Top positive review
18 people found this helpful
Some important ideas but much work remains to be done
on August 16, 2008
In software development a 'refactoring' is a change that improves code quality without changing functionality. Refactoring helps keep an application maintainable over its life-cycle as requirements evolve, and is particularly of interest to those adopting modern 'agile' methodologies. This book comprises five general chapters on database refactoring - about 70 pages - followed by a 200 page catalog of various refactorings. The refactorings are classified as 'structural', 'data quality', 'referential integrity', 'architectural' and 'methods'. An additional chapter catalogs 'transformations', more on which in a moment. Each catalog entry uses a template including 'Motivation', 'Tradeoffs', 'Schema Update Mechanics', 'Data-Migration Mechanics' and 'Access Program Update Mechanics'. The 'Mechanics' sections include example code fragments for Oracle, JDBC and Hibernate.
Several of the structural refactorings are just simple database schema changes: rename/drop column/table/view. Adding is not really a refactoring so add column/table/view were cataloged as 'transformations' - changes that do affect the application, a distinction that appears to me a little clumsy. Some structural refactorings are more interesting: merge/split columns/tables, move column, introduce/remove surrogate key, introduce calculated column, introduce associative table.
The data quality refactorings include introduce/drop default values, null or check constraints, standardize codes, formats and data types, use consistent keys and lookup tables. Most of these are common best practices, seeing them cataloged as refactorings didn't yield me any new insights. Only replacing type codes with flags was of special interest.
Referential integrity refactorings include the obvious add/drop foreign keys with optional cascading delete, but also using triggers to create a change history and hard vs. soft deletes. Using before and after delete triggers to implement soft deletes is probably the best example in the book.
Architectural refactorings include using CRUD methods (ie. stored procedures or functions to select/insert/update/delete records), query functions that return cursor refs, interchanging methods and views, implementing methods in stored procedures, using materialized views and using local mirror tables vs. remote 'official' data sources. All these are common design techniques and the discussion of motivation and tradeoffs is particularly relevant.
The final section on method refactorings is more abbreviated and covers typical code refactorings. These qualify for inclusion only because databases include stored procedures, but they have nothing to do with schema evolution.
An important aspect of this book is that the catalog of refactorings is presented in the context of evolutionary database development described in the first five chapters: this approach emphasises an iterative approach, automated regression testing, configuration control of schema objects and easy availability of personalized application database environments for developers.
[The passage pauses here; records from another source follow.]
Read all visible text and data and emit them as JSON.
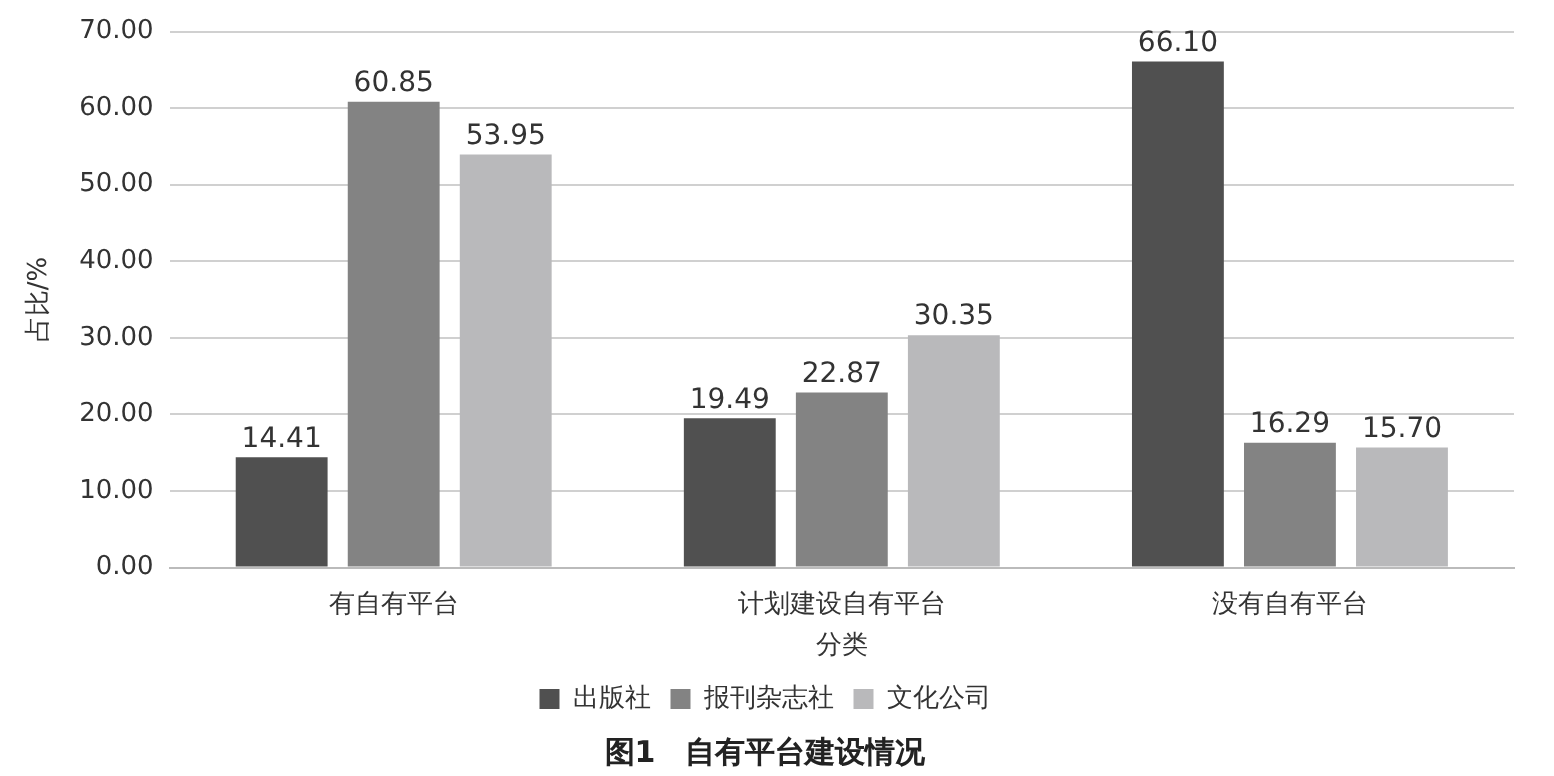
{
  "chart_data": {
    "type": "bar",
    "title": "图1　自有平台建设情况",
    "xlabel": "分类",
    "ylabel": "占比/%",
    "categories": [
      "有自有平台",
      "计划建设自有平台",
      "没有自有平台"
    ],
    "series": [
      {
        "name": "出版社",
        "color": "#505050",
        "values": [
          14.41,
          19.49,
          66.1
        ],
        "value_labels": [
          "14.41",
          "19.49",
          "66.10"
        ]
      },
      {
        "name": "报刊杂志社",
        "color": "#838383",
        "values": [
          60.85,
          22.87,
          16.29
        ],
        "value_labels": [
          "60.85",
          "22.87",
          "16.29"
        ]
      },
      {
        "name": "文化公司",
        "color": "#b9b9bb",
        "values": [
          53.95,
          30.35,
          15.7
        ],
        "value_labels": [
          "53.95",
          "30.35",
          "15.70"
        ]
      }
    ],
    "ylim": [
      0,
      70
    ],
    "yticks": [
      {
        "value": 0,
        "label": "0.00"
      },
      {
        "value": 10,
        "label": "10.00"
      },
      {
        "value": 20,
        "label": "20.00"
      },
      {
        "value": 30,
        "label": "30.00"
      },
      {
        "value": 40,
        "label": "40.00"
      },
      {
        "value": 50,
        "label": "50.00"
      },
      {
        "value": 60,
        "label": "60.00"
      },
      {
        "value": 70,
        "label": "70.00"
      }
    ],
    "grid": "y",
    "legend": "bottom"
  }
}
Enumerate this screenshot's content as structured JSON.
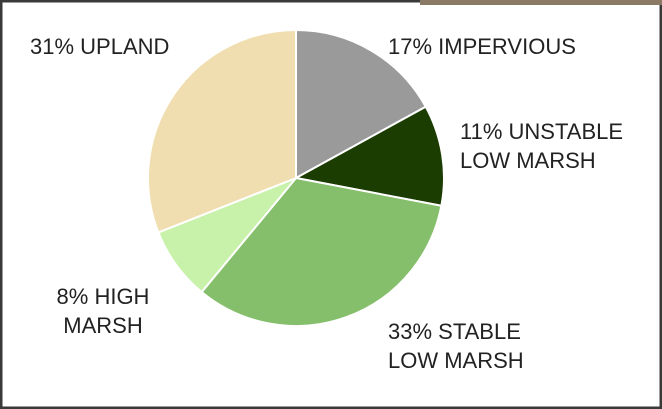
{
  "chart_data": {
    "type": "pie",
    "values": [
      17,
      11,
      33,
      8,
      31
    ],
    "labels": [
      [
        "17% IMPERVIOUS"
      ],
      [
        "11% UNSTABLE",
        "LOW MARSH"
      ],
      [
        "33% STABLE",
        "LOW MARSH"
      ],
      [
        "8% HIGH",
        "MARSH"
      ],
      [
        "31% UPLAND"
      ]
    ],
    "colors": [
      "#9a9a9a",
      "#1b3d02",
      "#86bf6c",
      "#c8f1aa",
      "#f0deb0"
    ]
  }
}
Refactorings and transformations are intended to be applied one by one, and an automated regression test suite used to maintain confidence that a change does not introduce an application defect. Change control and a change tracking mechanism are essential to manage the application of schema changes to integration, QA and production environments.
What do I like about this book? The catalog of refactorings is thorough (some might say pedantic) which makes it a good learning tool for new database developers and DBAs, and as a shared reference for communicating on larger projects and in larger organizations. Experienced DBAs working on smaller projects are less likely to find it useful.
What don't I like? Relatively little is provided about the tools required to make regular refactoring practical, the authors simply state that these are being worked on. utPLSQL is not mentioned at all. The discussion on tracking changes is thin (but check out the LiquiBase project on Sourceforge). No guidance is provided on how you might use Ant to build and maintain developer database environments. Little is covered on the tough topic of building and maintaining test data sets. A final pet peeve: no discussion of refactoring across multiple schemas shared by an application suite.
In summary this book sketches out some important ideas but much work remains to be done. The catalog takes a number of established techniques and best practices and places them in a new framework which at least provides value to some for now.